Undead and Unwed
by MaryJanice Davidson
(Berkley, $5.99, PG-13) ISBN 0-425-19485-X
Like a pair of Jimmy Choo sandals, this book has lots of style but not much substance. And, oh yeah – somebody forgot the romance.

Betsy Taylor is having a bad week, and the bad news doesn’t stop when she gets killed by a car while trying to rescue her ungrateful cat.

The next thing she knows, she’s wearing a tacky pink suit, bad makeup, cheap shoes and a coffin. Wondering why she’s only mostly dead, Betsy makes several attempts to finish the job. Finally, she goes to the rescue of a woman and young girl being molested by some punks in an alley and distracts the punks by daring them to kill her. During the ensuing struggle, Betsy is shocked to discover that she has superhuman strength and that the taste of blood makth fangs thprout in her mouth. Wait a minute – she’s not dead, she’s UNdead.

Betsy’s not pleased. She’s disgusted by the idea of drinking blood, her favorite human foods now make her retch, and she has a strange, hypnotic sexual power over men – and women – which turns out not to be as much fun as you might think.

Betsy rushes off to share the fact that she’s dead but not gone with her friends and family; some are delighted and some are less thrilled. Along the way, she also discovers that she isn’t quite like other vampires. She can tolerate the sun, she is not ruled by blood lust, and religious paraphernalia has no effect on her. Naturally, this makes her a subject of intense interest in the vampire community. Two powerful male vampires, a bad Bela Lugosi wannabe named Nostro and an undead hunk named Sinclair, immediately vie for her attention. Guess which one’s the ‘good’ guy?

The snappy energy and irreverent attitude make the first half of this book a lot of fun. Ms. Davidson has a good time capsizing the somewhat earnest conventions of vampire romance and I was happy to join the fun.

At about the halfway point, though, the book started to lose momentum. It was at about then that I noticed there was no romance on the horizon. I also noticed that the story wasn’t going much of anywhere. The author periodically introduces new situations for Betsy to react to, but since her reaction is always to complain and make a snotty wisecrack, the element of surprise pretty much disappeared.
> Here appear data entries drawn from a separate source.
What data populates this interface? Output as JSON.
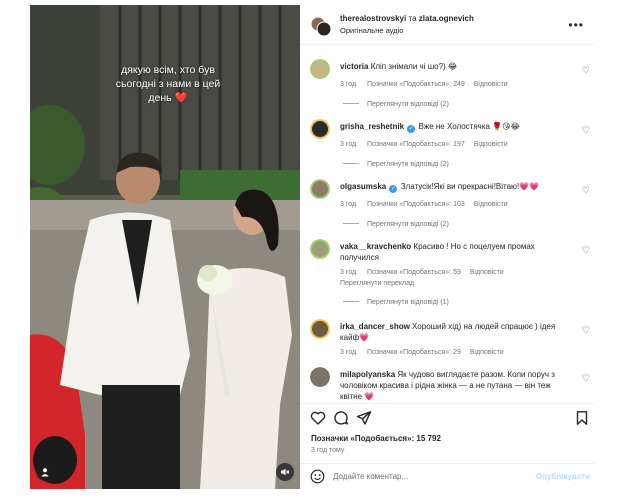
{
  "media": {
    "caption_lines": [
      "дякую всім, хто був",
      "сьогодні з нами в цей",
      "день ❤️"
    ]
  },
  "header": {
    "user1": "therealostrovskyi",
    "conjunction": "та",
    "user2": "zlata.ognevich",
    "audio": "Оригінальне аудіо",
    "more_icon": "more-horizontal-icon"
  },
  "comments": [
    {
      "user": "victoria",
      "verified": false,
      "text": "Кліп знімали чі шо?) 😂",
      "time": "3 год.",
      "likes": "Позначки «Подобається»: 249",
      "reply": "Відповісти",
      "view_replies": "Переглянути відповіді (2)",
      "avatar_color": "#c9b48a"
    },
    {
      "user": "grisha_reshetnik",
      "verified": true,
      "text": "Вже не Холостячка 🌹😘😂",
      "time": "3 год.",
      "likes": "Позначки «Подобається»: 197",
      "reply": "Відповісти",
      "view_replies": "Переглянути відповіді (2)",
      "avatar_color": "#2b2b2b"
    },
    {
      "user": "olgasumska",
      "verified": true,
      "text": "Златусік!Які ви прекрасні!Вітаю!💗💗",
      "time": "3 год.",
      "likes": "Позначки «Подобається»: 103",
      "reply": "Відповісти",
      "view_replies": "Переглянути відповіді (2)",
      "avatar_color": "#8f7a64"
    },
    {
      "user": "vaka__kravchenko",
      "verified": false,
      "text": "Красиво ! Но с поцелуем промах получился",
      "time": "3 год.",
      "likes": "Позначки «Подобається»: 59",
      "reply": "Відповісти",
      "translate": "Переглянути переклад",
      "view_replies": "Переглянути відповіді (1)",
      "avatar_color": "#9aa07a"
    },
    {
      "user": "irka_dancer_show",
      "verified": false,
      "text": "Хороший хід) на людей спрацює ) ідея кайф💗",
      "time": "3 год.",
      "likes": "Позначки «Подобається»: 29",
      "reply": "Відповісти",
      "avatar_color": "#6b5a3e"
    },
    {
      "user": "milapolyanska",
      "verified": false,
      "text": "Як чудово виглядаєте разом. Коли поруч з чоловіком красива і рідна жінка — а не путана — він теж квітне 💗",
      "avatar_color": "#7d7469"
    }
  ],
  "actions": {
    "like_icon": "heart-icon",
    "comment_icon": "comment-icon",
    "share_icon": "send-icon",
    "save_icon": "bookmark-icon",
    "likes_count": "Позначки «Подобається»: 15 792",
    "time_ago": "3 год тому"
  },
  "add_comment": {
    "emoji_icon": "emoji-icon",
    "placeholder": "Додайте коментар...",
    "post_label": "Опублікувати"
  },
  "colors": {
    "accent": "#0095f6",
    "post_disabled": "#b3dbff",
    "verified": "#3897f0",
    "heart": "#ff3040"
  }
}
This points up one of the dangers of writing a story in the first person. The narrator has to be fascinating enough to carry the story all on her own and Betsy has the emotional depth of a frustrated Chihuahua. After pages and pages of bitching about how hard it was to be Betsy, I was ready for her to change the record.

On top of that, everyone has a tendency to speak to the other characters. As. If. They. Were. Idiots. Which rather reinforces the impression that. They. Are.

The thing that really slowed the story down, though, was the fact that nothing was (if you’ll pardon the expression) at stake. What happens if Betsy refuses to take on the role of über-vamp? As far as I could tell, Nostro and Sinclair had been despising each other from a distance for a very long time. If there’s no queen of the vampires, the princes in waiting go back to their corners to conduct tacky ceremonies (Nostro) or have lots of sex (Sinclair). I’m not exactly on the edge of my seat about it.

Which brings us to Sinclair. There are about ten pages in this book that Ms. Davidson’s fans will generously insist make it a romance. For my money, however, Betsy and Sinclair don’t have a relationship. They do have sex, but not much of it, which was a bit of a surprise. At the end, there was also a serious question in my mind about whether Sinclair wanted Betsy because he was in love with her, or because he really liked the idea of being king of the vampires. Be still my heart.

Don’t get me wrong, there’s fun here – about 125 pages of it. Unfortunately there’s 255 pages of book.